Um dos méritos desta crise será tornar claro a necessidade de inverter rapidamente todo o processo de privatizações. As nacionalizações não podem apenas servir para que sejam os contribuintes a pagar as consequências de uma gestão capitalista ruinosa, de que é também exemplo o Fundo de Garantia de 20 mil milhões de euros, criado pelo governo à custa do Estado para assegurar à banca o pagamento dos empréstimos que esta tenha de fazer, o que revela a fragilização clara da banca fruto da gestão capitalista.

Como contrapartida de uma política que não preparou nem o País nem os portugueses para a crise, afinal o que é que este governo tem para oferecer aos portugueses: apenas a redução não durável do défice orçamental para 2,2% feita ainda por cima num período em que a economia portuguesa estava mergulhada numa prolongada crise, o que deixou o País mais atrasado, fragilizado e desarmado perante uma globalização selvagem dominada pelo capital financeiro».

Termino citando Karl Marx, que deve rebolar-se de gozo lá no sítio onde estiver: «A superprodução é especificamente condicionada pela lei geral da produção de capital: produzir até ao limite estabelecido pelas forças produtivas, o que quer dizer explorar a quantidade máxima de trabalho com o montante de capital dado, sem qualquer consideração pelos limites reais do mercado ou as necessidades suportadas pela capacidade para pagar».

E como dissemos aqui há oito dias, as crises de superprodução estoiram quando os trabalhadores já não podem mais permitir-se comprar toda a multidão de bens que os capitalistas os levaram a produzir.
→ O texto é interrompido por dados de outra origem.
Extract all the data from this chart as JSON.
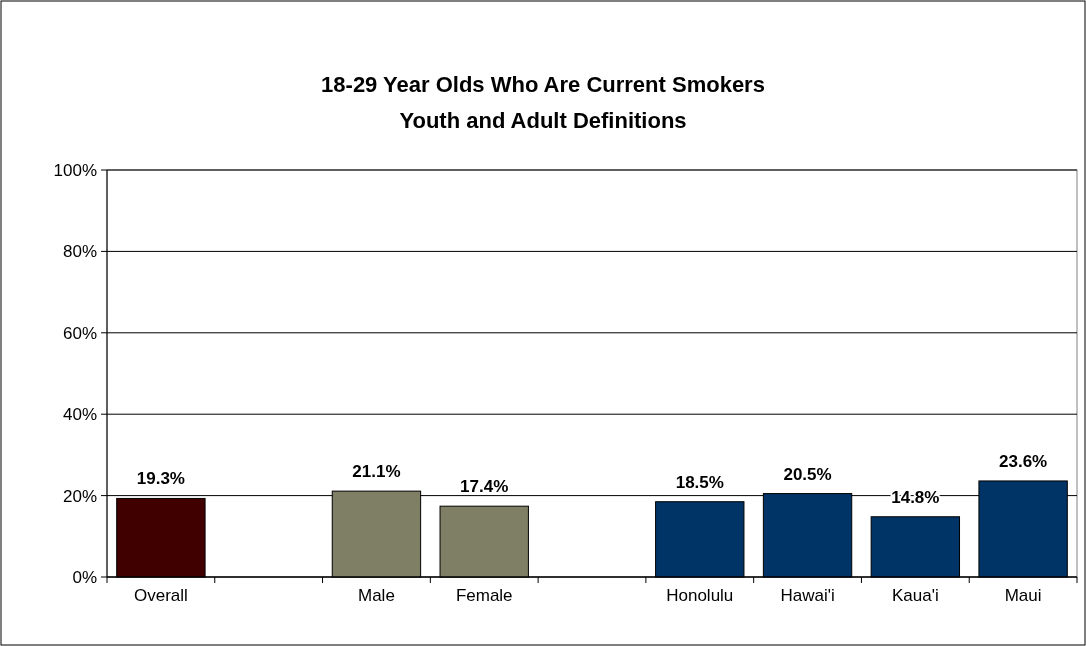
{
  "chart_data": {
    "type": "bar",
    "title": "18-29 Year Olds Who Are Current Smokers",
    "subtitle": "Youth and Adult Definitions",
    "categories": [
      "Overall",
      null,
      "Male",
      "Female",
      null,
      "Honolulu",
      "Hawai'i",
      "Kaua'i",
      "Maui"
    ],
    "values": [
      19.3,
      null,
      21.1,
      17.4,
      null,
      18.5,
      20.5,
      14.8,
      23.6
    ],
    "colors": [
      "#400000",
      null,
      "#7f7f66",
      "#7f7f66",
      null,
      "#003366",
      "#003366",
      "#003366",
      "#003366"
    ],
    "ylim": [
      0,
      100
    ],
    "yticks": [
      {
        "value": 0,
        "label": "0%"
      },
      {
        "value": 20,
        "label": "20%"
      },
      {
        "value": 40,
        "label": "40%"
      },
      {
        "value": 60,
        "label": "60%"
      },
      {
        "value": 80,
        "label": "80%"
      },
      {
        "value": 100,
        "label": "100%"
      }
    ],
    "value_labels": [
      "19.3%",
      null,
      "21.1%",
      "17.4%",
      null,
      "18.5%",
      "20.5%",
      "14.8%",
      "23.6%"
    ],
    "grid": "y"
  }
}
A superprodução conduz a mercados saturados, os quais por sua vez levam a uma queda da taxa de lucro para os capitalistas. Confrontados com uma queda da taxa de lucro, a classe capitalista responde com cortes de salários e despedimentos maciços num esforço para cortar custos.

Estes factores são hoje evidentes com os mercados de habitação por todo o globo abarrotados com milhões de casas não vendidas (e milhões de seres humanos sem casa ou a viver em casas miseráveis) lucros em hemorragia contínua para fora dos bancos e corporações, despedimentos e cortes salariais a continuarem sem pausa.

A crise tem uma causa: chama-se capitalismo. Os factos, esses, são a prova.

Só falta condenarem-se, de uma vez por todas, os criminosos.


Lida nas “Provocações” da Rádio Baía em 15/10/2008.